LGmat wrote:If x and y are positive integers, what is the value of √x + √y (radical of x + radical of y)
(1) x + y = 15
(2) √xy = 6 (radical of (x times y)) = 6
GMAT quant is not really a math test but rather a test of hacking skills and vision.
With that in mind, here's one way to get to the answer to that question.
For Statement 1 I would plug in some numbers to confirm what immediately seems to be the case, that there are multiple possibilities.
11 + 4 = 15 So √x + √y = approximately 3.xx + 2 = 5.xx (something greater than 5)
1 + 14 = 15 So √x + √y = approximately 1 + 3.xx = 4.xx (something less than 5)
So, yes, there are multiple possible answers and Statement 1 is insufficient.
For Statement 2 we could do something similar.
We could use x = 1 and y = 36. So √x + √y = 1 + 6 = 7
Or we could use x = 4 and y = 9. So √x + √y = 2 + 3 = 5
So Statement 2 is insufficient.
Now comes the key part. We have to determine whether we can find the answer by combining the statements, and to do that you have to see something specific. What you need to see is the following.
(√x + √y)² = x + 2√xy + y
That's the same as (x + y) + (2√xy).
We know from Statement 1 that x + y = 15, and from Statement 2 that √xy = 6.
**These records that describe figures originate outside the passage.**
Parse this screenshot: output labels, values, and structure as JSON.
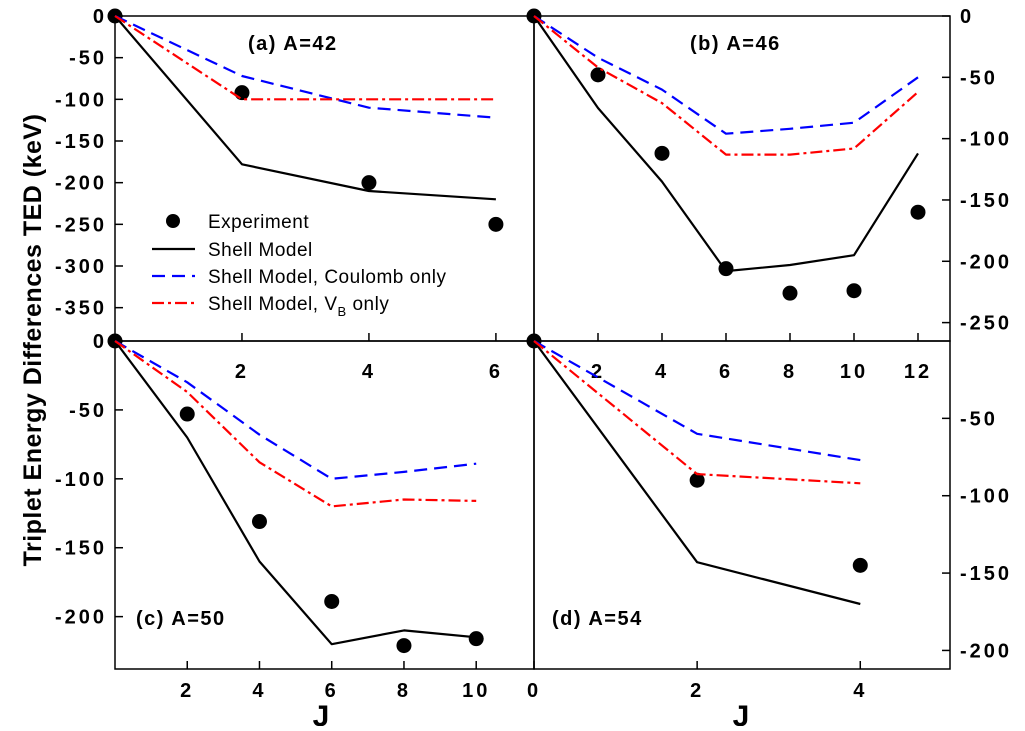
{
  "figure": {
    "ylabel": "Triplet Energy Differences TED (keV)",
    "xlabel": "J"
  },
  "legend": {
    "entries": [
      {
        "key": "exp",
        "label": "Experiment",
        "sub": ""
      },
      {
        "key": "sm",
        "label": "Shell Model",
        "sub": ""
      },
      {
        "key": "coul",
        "label": "Shell Model, Coulomb only",
        "sub": ""
      },
      {
        "key": "vb",
        "label_pre": "Shell Model, V",
        "sub": "B",
        "label_post": " only"
      }
    ]
  },
  "colors": {
    "experiment": "#000000",
    "shell_model": "#000000",
    "coulomb_only": "#0000ff",
    "vb_only": "#ff0000"
  },
  "chart_data": [
    {
      "type": "line",
      "panel": "a",
      "label": "(a) A=42",
      "xlim": [
        0,
        6.6
      ],
      "ylim": [
        -390,
        0
      ],
      "xticks": [
        2,
        4,
        6
      ],
      "yticks": [
        0,
        -50,
        -100,
        -150,
        -200,
        -250,
        -300,
        -350
      ],
      "series": [
        {
          "name": "Experiment",
          "style": "markers",
          "x": [
            0,
            2,
            4,
            6
          ],
          "y": [
            0,
            -92,
            -200,
            -250
          ]
        },
        {
          "name": "Shell Model",
          "style": "solid",
          "x": [
            0,
            2,
            4,
            6
          ],
          "y": [
            0,
            -178,
            -210,
            -220
          ]
        },
        {
          "name": "Shell Model, Coulomb only",
          "style": "dashed",
          "x": [
            0,
            2,
            4,
            6
          ],
          "y": [
            0,
            -72,
            -110,
            -122
          ]
        },
        {
          "name": "Shell Model, V_B only",
          "style": "dashdot",
          "x": [
            0,
            2,
            4,
            6
          ],
          "y": [
            0,
            -100,
            -100,
            -100
          ]
        }
      ]
    },
    {
      "type": "line",
      "panel": "b",
      "label": "(b) A=46",
      "xlim": [
        0,
        13
      ],
      "ylim": [
        -265,
        0
      ],
      "xticks": [
        2,
        4,
        6,
        8,
        10,
        12
      ],
      "yticks": [
        0,
        -50,
        -100,
        -150,
        -200,
        -250
      ],
      "series": [
        {
          "name": "Experiment",
          "style": "markers",
          "x": [
            0,
            2,
            4,
            6,
            8,
            10,
            12
          ],
          "y": [
            0,
            -48,
            -112,
            -206,
            -226,
            -224,
            -160
          ]
        },
        {
          "name": "Shell Model",
          "style": "solid",
          "x": [
            0,
            2,
            4,
            6,
            8,
            10,
            12
          ],
          "y": [
            0,
            -75,
            -135,
            -208,
            -203,
            -195,
            -112
          ]
        },
        {
          "name": "Shell Model, Coulomb only",
          "style": "dashed",
          "x": [
            0,
            2,
            4,
            6,
            8,
            10,
            12
          ],
          "y": [
            0,
            -34,
            -60,
            -96,
            -92,
            -87,
            -50
          ]
        },
        {
          "name": "Shell Model, V_B only",
          "style": "dashdot",
          "x": [
            0,
            2,
            4,
            6,
            8,
            10,
            12
          ],
          "y": [
            0,
            -42,
            -71,
            -113,
            -113,
            -108,
            -62
          ]
        }
      ]
    },
    {
      "type": "line",
      "panel": "c",
      "label": "(c) A=50",
      "xlim": [
        0,
        11.6
      ],
      "ylim": [
        -238,
        0
      ],
      "xticks": [
        2,
        4,
        6,
        8,
        10
      ],
      "yticks": [
        0,
        -50,
        -100,
        -150,
        -200
      ],
      "series": [
        {
          "name": "Experiment",
          "style": "markers",
          "x": [
            0,
            2,
            4,
            6,
            8,
            10
          ],
          "y": [
            0,
            -53,
            -131,
            -189,
            -221,
            -216
          ]
        },
        {
          "name": "Shell Model",
          "style": "solid",
          "x": [
            0,
            2,
            4,
            6,
            8,
            10
          ],
          "y": [
            0,
            -70,
            -160,
            -220,
            -210,
            -215
          ]
        },
        {
          "name": "Shell Model, Coulomb only",
          "style": "dashed",
          "x": [
            0,
            2,
            4,
            6,
            8,
            10
          ],
          "y": [
            0,
            -30,
            -68,
            -100,
            -95,
            -89
          ]
        },
        {
          "name": "Shell Model, V_B only",
          "style": "dashdot",
          "x": [
            0,
            2,
            4,
            6,
            8,
            10
          ],
          "y": [
            0,
            -37,
            -88,
            -120,
            -115,
            -116
          ]
        }
      ]
    },
    {
      "type": "line",
      "panel": "d",
      "label": "(d) A=54",
      "xlim": [
        0,
        5.1
      ],
      "ylim": [
        -212,
        0
      ],
      "xticks": [
        0,
        2,
        4
      ],
      "yticks": [
        -50,
        -100,
        -150,
        -200
      ],
      "series": [
        {
          "name": "Experiment",
          "style": "markers",
          "x": [
            0,
            2,
            4
          ],
          "y": [
            0,
            -90,
            -145
          ]
        },
        {
          "name": "Shell Model",
          "style": "solid",
          "x": [
            0,
            2,
            4
          ],
          "y": [
            0,
            -143,
            -170
          ]
        },
        {
          "name": "Shell Model, Coulomb only",
          "style": "dashed",
          "x": [
            0,
            2,
            4
          ],
          "y": [
            0,
            -60,
            -77
          ]
        },
        {
          "name": "Shell Model, V_B only",
          "style": "dashdot",
          "x": [
            0,
            2,
            4
          ],
          "y": [
            0,
            -86,
            -92
          ]
        }
      ]
    }
  ]
}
So (x + y) + (2√xy) = 15 + 12 = 27, and we have our answer. Since (√x + √y)² = 27, √x + √y = √27.
You actually don't need to calculate all the way to √27, by the way. Once you notice that (√x + √y)² = x + 2√xy + y, and realize that the two statements give you the values of x + y and 2√xy, you are done.
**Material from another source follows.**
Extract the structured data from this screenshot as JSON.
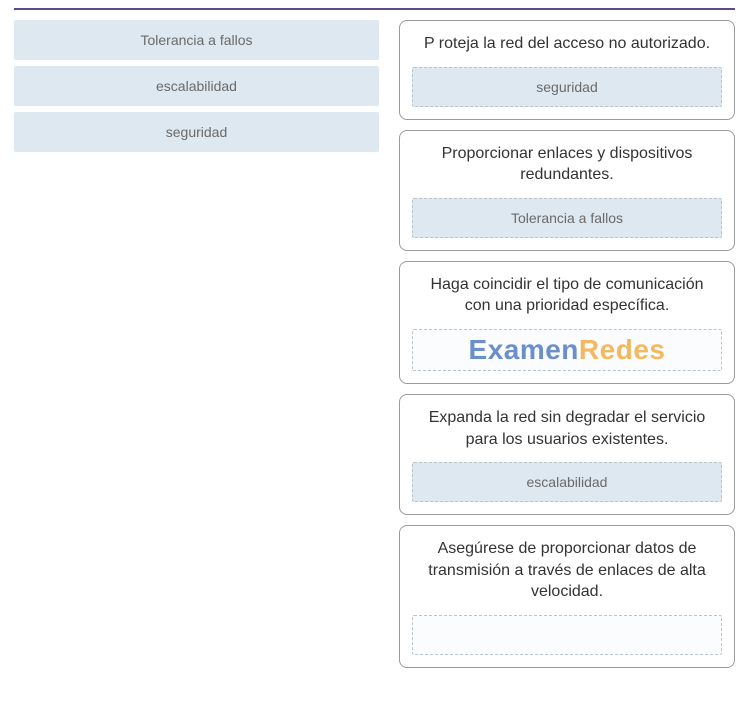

So combined the statements provide sufficient information and the correct answer is
C.
That explanation may seem long, but it's full of explanatory stuff, and actually, getting the answer takes just quickly plugging in some numbers or otherwise determining that neither statement is sufficient alone and then seeing that (√x + √y)² = x + 2√xy + y.